Hacienda is leading the way in water conservation by utilizing its recycled water delivery system to irrigate landscaping. The infrastructure has been in place since Hacienda was built, but until recently recycled water was not available locally. Thanks to a new recycled water program through the City of Pleasanton, Hacienda has enough recycled water available to maintain approximately 2/3 of its landscaping. Hacienda is also reducing its water use with drought resistant landscaping and updated park standards.

New developments are required to plant drought resistant landscaping that requires less water and fewer chemicals. To educate existing tenants about the benefits of the new standards, Hacienda promotes the fact that drought resistant plants are good for the environment and the bottom line. Over time, Hacienda has also greatly reduced the amount of water used in the development through upgrades that insure water is delivered in the minimum required amount at the appropriate times.
The innovation and quality design principles at Hacienda have enabled it to respond quickly, and effectively, to rapidly evolving expectations about how to use this vital resource. As part of the initial development approvals, Hacienda was required to monitor a number of environmental parameters, including water quality. A monitoring program was established to provide baseline data for the development. Water quality parameters measured included water depth levels, flow and quality.

The monitoring program was modified in 1990 to reflect new standards and procedures recommended by an outside consultant, who determined true groundwater aquifers should be monitored, rather than the shallow groundwater aquitard.
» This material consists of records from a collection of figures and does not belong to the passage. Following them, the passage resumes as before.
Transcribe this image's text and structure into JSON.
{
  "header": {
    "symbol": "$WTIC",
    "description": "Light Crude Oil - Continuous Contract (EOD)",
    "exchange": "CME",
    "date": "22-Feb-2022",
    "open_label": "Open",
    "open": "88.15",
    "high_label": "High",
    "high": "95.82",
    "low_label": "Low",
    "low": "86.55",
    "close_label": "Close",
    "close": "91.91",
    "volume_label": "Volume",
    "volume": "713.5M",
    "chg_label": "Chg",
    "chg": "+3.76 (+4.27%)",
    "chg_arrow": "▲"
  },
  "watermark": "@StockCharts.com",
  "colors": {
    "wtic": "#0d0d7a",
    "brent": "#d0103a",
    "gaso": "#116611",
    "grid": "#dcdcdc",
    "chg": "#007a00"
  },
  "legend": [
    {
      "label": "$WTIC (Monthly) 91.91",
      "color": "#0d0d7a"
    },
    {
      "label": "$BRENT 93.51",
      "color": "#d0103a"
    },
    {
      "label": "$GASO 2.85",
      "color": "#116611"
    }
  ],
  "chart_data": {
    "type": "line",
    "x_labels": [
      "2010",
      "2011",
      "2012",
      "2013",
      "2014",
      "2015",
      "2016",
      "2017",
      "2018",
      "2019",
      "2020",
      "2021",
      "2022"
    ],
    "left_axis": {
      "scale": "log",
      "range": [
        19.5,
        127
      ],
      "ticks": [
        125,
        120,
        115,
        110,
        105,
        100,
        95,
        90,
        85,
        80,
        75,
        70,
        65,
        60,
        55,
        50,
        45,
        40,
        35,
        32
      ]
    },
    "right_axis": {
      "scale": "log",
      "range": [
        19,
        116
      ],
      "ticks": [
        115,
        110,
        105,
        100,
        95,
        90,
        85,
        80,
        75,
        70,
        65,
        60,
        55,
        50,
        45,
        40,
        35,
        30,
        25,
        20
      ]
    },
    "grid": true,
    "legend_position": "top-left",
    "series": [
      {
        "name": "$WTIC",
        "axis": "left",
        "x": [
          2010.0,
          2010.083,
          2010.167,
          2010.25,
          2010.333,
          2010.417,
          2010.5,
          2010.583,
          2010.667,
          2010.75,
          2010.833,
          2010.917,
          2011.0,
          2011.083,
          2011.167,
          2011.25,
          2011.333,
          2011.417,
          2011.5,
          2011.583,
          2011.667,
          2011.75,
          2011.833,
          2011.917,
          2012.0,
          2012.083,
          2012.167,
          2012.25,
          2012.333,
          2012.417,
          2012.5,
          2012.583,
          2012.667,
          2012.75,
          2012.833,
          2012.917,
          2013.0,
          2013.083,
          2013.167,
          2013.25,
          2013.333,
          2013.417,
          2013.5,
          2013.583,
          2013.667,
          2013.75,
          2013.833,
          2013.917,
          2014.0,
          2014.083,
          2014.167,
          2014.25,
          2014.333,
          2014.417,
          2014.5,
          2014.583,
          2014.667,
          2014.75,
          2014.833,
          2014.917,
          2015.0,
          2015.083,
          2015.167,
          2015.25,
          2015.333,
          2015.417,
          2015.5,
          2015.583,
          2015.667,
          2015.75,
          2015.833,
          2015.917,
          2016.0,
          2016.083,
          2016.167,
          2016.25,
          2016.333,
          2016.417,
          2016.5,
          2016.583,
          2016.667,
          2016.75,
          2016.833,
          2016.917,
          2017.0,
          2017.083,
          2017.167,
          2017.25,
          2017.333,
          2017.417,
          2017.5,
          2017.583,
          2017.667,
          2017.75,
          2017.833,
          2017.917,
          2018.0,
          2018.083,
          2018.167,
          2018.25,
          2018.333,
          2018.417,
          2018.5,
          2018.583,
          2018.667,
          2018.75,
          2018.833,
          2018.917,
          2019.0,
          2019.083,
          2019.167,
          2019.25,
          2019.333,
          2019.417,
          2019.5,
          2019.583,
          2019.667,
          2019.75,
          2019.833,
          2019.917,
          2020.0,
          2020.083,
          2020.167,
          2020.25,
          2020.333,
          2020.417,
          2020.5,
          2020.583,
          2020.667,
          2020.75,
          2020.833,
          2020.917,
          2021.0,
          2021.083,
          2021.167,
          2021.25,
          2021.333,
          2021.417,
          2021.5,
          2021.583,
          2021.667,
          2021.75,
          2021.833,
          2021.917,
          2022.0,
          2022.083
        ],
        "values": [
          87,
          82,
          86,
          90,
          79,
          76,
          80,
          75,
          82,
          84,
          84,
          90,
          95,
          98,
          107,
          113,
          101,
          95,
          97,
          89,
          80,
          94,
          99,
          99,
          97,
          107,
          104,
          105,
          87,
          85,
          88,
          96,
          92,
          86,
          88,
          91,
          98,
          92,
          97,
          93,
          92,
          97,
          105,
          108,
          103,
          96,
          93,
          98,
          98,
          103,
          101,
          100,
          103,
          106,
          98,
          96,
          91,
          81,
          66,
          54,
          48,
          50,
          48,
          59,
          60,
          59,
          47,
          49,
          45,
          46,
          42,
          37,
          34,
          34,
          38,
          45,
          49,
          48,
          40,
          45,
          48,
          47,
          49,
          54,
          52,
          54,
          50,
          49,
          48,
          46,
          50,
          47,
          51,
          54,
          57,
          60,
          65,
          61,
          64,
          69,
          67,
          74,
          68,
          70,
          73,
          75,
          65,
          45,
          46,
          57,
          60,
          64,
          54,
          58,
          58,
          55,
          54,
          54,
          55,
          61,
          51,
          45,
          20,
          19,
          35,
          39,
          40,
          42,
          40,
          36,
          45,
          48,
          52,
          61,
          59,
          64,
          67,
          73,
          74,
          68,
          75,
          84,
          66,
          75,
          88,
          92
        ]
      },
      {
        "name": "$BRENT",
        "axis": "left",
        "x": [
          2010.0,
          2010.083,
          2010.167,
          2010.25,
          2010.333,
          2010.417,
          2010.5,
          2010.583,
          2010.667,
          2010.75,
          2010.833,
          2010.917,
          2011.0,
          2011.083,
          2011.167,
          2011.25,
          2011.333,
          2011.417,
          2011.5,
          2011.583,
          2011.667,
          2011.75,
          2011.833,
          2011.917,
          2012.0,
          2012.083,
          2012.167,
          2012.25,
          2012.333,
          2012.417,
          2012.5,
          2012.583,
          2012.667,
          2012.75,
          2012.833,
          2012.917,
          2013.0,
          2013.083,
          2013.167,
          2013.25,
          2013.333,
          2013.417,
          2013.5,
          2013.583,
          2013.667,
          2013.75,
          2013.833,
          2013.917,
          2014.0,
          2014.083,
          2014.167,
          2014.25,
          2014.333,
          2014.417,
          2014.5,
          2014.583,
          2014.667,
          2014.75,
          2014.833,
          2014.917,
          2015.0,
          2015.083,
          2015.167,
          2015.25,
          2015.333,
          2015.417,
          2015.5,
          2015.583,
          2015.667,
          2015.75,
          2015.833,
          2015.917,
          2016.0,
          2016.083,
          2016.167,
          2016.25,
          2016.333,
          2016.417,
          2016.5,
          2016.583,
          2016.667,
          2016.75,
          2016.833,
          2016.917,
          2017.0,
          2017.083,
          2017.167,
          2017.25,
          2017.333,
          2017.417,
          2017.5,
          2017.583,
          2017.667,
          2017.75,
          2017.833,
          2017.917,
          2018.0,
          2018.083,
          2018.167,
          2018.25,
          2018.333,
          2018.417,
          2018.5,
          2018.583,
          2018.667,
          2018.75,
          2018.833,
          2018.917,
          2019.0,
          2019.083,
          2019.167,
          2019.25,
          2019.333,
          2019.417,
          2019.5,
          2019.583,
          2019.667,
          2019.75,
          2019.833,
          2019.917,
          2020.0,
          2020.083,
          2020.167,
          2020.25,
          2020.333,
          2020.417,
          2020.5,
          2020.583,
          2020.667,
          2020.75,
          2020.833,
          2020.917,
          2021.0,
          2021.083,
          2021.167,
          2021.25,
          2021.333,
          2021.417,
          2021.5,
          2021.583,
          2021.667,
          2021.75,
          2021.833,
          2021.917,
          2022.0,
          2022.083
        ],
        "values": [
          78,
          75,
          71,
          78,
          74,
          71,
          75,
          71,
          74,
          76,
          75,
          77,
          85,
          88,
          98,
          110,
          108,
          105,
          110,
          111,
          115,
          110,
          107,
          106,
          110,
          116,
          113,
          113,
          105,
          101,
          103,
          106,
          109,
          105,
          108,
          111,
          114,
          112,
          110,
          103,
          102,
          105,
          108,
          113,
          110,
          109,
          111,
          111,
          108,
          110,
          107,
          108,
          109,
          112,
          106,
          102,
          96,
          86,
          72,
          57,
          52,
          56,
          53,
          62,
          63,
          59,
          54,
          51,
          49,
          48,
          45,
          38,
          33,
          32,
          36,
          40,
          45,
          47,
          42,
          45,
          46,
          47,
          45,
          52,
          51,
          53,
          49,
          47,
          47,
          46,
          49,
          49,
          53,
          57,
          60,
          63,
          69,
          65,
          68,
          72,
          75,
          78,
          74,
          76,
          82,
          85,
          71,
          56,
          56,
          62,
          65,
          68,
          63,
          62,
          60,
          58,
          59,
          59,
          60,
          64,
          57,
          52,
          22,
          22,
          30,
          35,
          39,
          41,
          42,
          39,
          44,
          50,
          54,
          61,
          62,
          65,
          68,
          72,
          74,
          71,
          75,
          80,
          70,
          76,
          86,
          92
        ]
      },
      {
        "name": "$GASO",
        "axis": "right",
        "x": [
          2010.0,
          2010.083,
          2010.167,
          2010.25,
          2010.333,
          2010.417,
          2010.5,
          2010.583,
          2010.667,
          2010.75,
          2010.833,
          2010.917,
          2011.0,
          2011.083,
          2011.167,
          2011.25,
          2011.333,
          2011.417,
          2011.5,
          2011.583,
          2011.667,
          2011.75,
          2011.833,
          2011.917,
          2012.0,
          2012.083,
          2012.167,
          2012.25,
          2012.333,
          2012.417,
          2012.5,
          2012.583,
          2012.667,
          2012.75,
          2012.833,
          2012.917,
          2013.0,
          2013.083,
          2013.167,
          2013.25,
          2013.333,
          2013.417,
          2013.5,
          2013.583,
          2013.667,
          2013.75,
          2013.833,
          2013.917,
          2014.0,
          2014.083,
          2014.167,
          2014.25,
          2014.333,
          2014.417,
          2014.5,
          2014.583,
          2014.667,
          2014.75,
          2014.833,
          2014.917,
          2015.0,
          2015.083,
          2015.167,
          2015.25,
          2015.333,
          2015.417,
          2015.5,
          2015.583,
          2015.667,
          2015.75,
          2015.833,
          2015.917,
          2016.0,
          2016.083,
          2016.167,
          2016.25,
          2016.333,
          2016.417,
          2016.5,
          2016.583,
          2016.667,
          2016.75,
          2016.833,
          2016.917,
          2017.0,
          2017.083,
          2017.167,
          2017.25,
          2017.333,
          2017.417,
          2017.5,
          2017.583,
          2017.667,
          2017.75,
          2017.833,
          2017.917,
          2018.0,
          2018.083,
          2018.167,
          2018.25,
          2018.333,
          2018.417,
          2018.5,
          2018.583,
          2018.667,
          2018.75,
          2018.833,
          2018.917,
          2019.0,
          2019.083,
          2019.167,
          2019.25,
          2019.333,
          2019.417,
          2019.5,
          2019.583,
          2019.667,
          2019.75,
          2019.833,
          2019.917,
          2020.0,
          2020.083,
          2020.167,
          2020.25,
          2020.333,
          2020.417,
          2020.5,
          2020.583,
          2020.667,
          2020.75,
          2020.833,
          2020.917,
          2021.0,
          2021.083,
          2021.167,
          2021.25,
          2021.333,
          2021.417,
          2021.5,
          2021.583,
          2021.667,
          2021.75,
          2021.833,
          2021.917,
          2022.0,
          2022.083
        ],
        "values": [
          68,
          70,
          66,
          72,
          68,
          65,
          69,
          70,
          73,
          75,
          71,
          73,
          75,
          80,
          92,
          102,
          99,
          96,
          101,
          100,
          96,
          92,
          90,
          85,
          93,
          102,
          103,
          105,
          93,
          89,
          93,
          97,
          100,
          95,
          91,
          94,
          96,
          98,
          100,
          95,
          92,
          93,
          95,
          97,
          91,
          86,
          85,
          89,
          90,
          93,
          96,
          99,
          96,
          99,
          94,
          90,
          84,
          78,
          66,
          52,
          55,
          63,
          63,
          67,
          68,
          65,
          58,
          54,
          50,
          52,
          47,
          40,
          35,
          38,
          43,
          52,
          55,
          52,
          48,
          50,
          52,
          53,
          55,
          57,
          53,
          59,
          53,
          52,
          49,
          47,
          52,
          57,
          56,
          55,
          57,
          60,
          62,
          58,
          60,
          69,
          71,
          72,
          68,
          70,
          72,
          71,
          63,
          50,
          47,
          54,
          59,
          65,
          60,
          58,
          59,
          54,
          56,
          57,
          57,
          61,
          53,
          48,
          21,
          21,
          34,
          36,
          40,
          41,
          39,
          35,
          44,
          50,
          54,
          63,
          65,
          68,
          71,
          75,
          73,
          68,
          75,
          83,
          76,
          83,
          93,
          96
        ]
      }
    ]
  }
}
Monitoring was also changed to a yearly exercise. The data generated established the status of groundwater conditions which were, in turn, measured against federal, state and local requirements.

In 1997, routine water and air monitoring activities were concluded after satisfactory evidence was presented to the City of Pleasanton that full time monitoring was not required. Future water monitoring activities will be implemented on a project specific based on future need. Given the absence of heavy industry in Hacienda, no new requirements have emerged since the routine program was discontinued.